Ganzen 28,1% der Südtirolerinnen, 32,6% der Trentinerinnen und 47,6% der Nord-/Osttirolerinnen ist die Existenz der Euregio völlig unbekannt. Das ist über 15 Jahre seit Gründung 1998 ein Debakel und ein Armutszeugnis für Politikerinnen, denen die regionale Zusammenarbeit viele Sonntagsreden wert war. Bei den Jugendlichen erfreut sich die Institution einer noch größeren Unbekanntheit. Und dennoch: Lichtblick der auf repräsentativen Daten basierenden Arbeit ist der großmehrheitliche Wunsch in allen Landesteilen, die Zusammenarbeit zu intensivieren. Dafür stehen 84,9% der Trentiner-, 84% der Südtiroler- und 78,1% der Nord-/Osttirolerinnen.

Interessant ist, dass sich die Nord-/Osttiroler eine Zusammenarbeit vor allem im Bereich Verkehr (26,5% der Nennungen) wünschen, während dies nur 10,4% der Südtirolerinnen und gar 1,9% der Trentinerinnen wichtig ist. Im Tourismusbereich bestätigen sich die Südtiroler- als Eigenbrötlerinnen, denn nur 2,3% wünschen sich diesbezüglich eine engere Kooperation. Trentinerinnen (7,7%) und vor allem Nord-/Osttirolerinnen (17,6%) wäre dies ein weit wichtigeres Anliegen. Weniger als 10% der Nennungen erreicht in allen Landesteilen auch der Wunsch nach mehr Zusammenarbeit im kulturellen Bereich, was besonders in einem Minderheitengebiet wie Südtirol erstaunlich ist. Lediglich eine Stärkung der wirtschaftlichen Kooperationen findet nördlich und südlich des Brenners gleichermaßen hohen Zuspruch: Dem Rang nach wurde sie von den Nord-/Osttirolerinnen (nach dem Verkehr) am zweithäufigsten genannt, bei Südtiroler- und Trentinerinnen rangiert sie gar an erster Stelle.

Bezüglich der Mobilität zwischen den Landesteilen wurde erhoben, dass etwas mehr als ein Drittel der Trentinerinnen im Laufe des letzten Jahres (vor Durchführung der Erhebung) mindestens einmal in Nord-/Osttirol waren, etwas wenigere Nord-/Osttirolerinnen waren im gleichen Zeitraum im südlichsten Landesteil. Rund doppelt so hoch ist die Reisefreudigkeit zwischen Südtirol und seinen benachbarten Gebieten in der Euregio, was auch auf Südtirols zentrale geographische Lage zurückzuführen sein dürfte. Kurios ist, dass etwas mehr Trentinerinnen nach Südtirol reisten als umgekehrt — und dass (knapp) mehr Südtirolerinnen in Nord-/Osttirol waren als im Trentino.

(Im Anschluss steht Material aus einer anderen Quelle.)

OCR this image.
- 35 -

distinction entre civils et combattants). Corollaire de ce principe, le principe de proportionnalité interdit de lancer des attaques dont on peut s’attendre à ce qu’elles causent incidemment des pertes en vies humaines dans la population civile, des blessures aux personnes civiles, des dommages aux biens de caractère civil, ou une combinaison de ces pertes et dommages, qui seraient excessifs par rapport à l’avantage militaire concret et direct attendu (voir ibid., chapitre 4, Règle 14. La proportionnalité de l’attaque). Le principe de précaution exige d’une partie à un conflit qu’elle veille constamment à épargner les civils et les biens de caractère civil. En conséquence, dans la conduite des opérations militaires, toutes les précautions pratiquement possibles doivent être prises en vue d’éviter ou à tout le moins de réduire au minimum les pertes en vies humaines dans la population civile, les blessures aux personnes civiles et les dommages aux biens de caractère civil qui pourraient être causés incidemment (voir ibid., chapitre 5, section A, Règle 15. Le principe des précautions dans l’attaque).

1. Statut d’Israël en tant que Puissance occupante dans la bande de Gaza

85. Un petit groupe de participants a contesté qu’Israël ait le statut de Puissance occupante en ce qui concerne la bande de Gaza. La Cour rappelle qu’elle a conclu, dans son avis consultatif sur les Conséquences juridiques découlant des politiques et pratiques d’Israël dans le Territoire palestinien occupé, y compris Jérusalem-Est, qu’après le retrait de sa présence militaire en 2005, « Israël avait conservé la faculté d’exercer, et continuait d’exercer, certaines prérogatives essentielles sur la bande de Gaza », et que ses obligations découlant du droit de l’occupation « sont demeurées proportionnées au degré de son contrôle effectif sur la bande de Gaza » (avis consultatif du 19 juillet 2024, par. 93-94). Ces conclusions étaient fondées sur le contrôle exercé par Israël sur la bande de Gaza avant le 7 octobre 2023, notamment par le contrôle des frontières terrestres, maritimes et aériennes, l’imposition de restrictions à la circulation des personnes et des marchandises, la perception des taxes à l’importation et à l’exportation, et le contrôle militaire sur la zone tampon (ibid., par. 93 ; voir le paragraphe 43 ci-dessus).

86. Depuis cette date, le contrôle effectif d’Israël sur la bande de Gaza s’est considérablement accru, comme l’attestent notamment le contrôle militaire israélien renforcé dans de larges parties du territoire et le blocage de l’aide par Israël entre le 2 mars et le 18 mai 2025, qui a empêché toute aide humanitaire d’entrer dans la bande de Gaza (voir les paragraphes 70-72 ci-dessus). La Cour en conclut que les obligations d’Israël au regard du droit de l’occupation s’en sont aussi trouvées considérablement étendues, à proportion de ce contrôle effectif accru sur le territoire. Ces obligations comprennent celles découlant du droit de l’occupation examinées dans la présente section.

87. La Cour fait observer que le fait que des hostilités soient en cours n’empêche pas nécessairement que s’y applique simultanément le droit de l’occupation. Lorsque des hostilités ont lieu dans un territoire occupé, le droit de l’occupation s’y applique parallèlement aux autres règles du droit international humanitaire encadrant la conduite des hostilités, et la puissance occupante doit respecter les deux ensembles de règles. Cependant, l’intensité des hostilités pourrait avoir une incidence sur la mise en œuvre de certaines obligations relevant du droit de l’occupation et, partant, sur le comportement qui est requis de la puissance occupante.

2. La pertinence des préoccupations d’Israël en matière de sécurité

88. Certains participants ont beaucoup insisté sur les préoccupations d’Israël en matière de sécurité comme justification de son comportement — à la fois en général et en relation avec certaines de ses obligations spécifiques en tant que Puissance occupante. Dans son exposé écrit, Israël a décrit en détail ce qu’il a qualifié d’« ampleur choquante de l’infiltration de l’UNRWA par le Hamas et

Unumstritten ist bei den Tirolerinnen die Zusammenarbeit beim Brennerbasistunnel, die in sämtlichen Landesteilen von über 97% der Bevölkerung geteilt wird. Etwas weniger einhellig, aber dennoch sehr hoch, fällt die Bewertung der »Volksgruppen (sic) als Bereicherung« aus: Nur 16,6% der Südtiroler- und 17% der Nord-/Osttirolerinnen glauben, dass die kulturelle und sprachliche Heterogenität die Zusammenarbeit erschwert, etwas höher ist dieser Wert (mit 19%) bei den Trentinerinnen.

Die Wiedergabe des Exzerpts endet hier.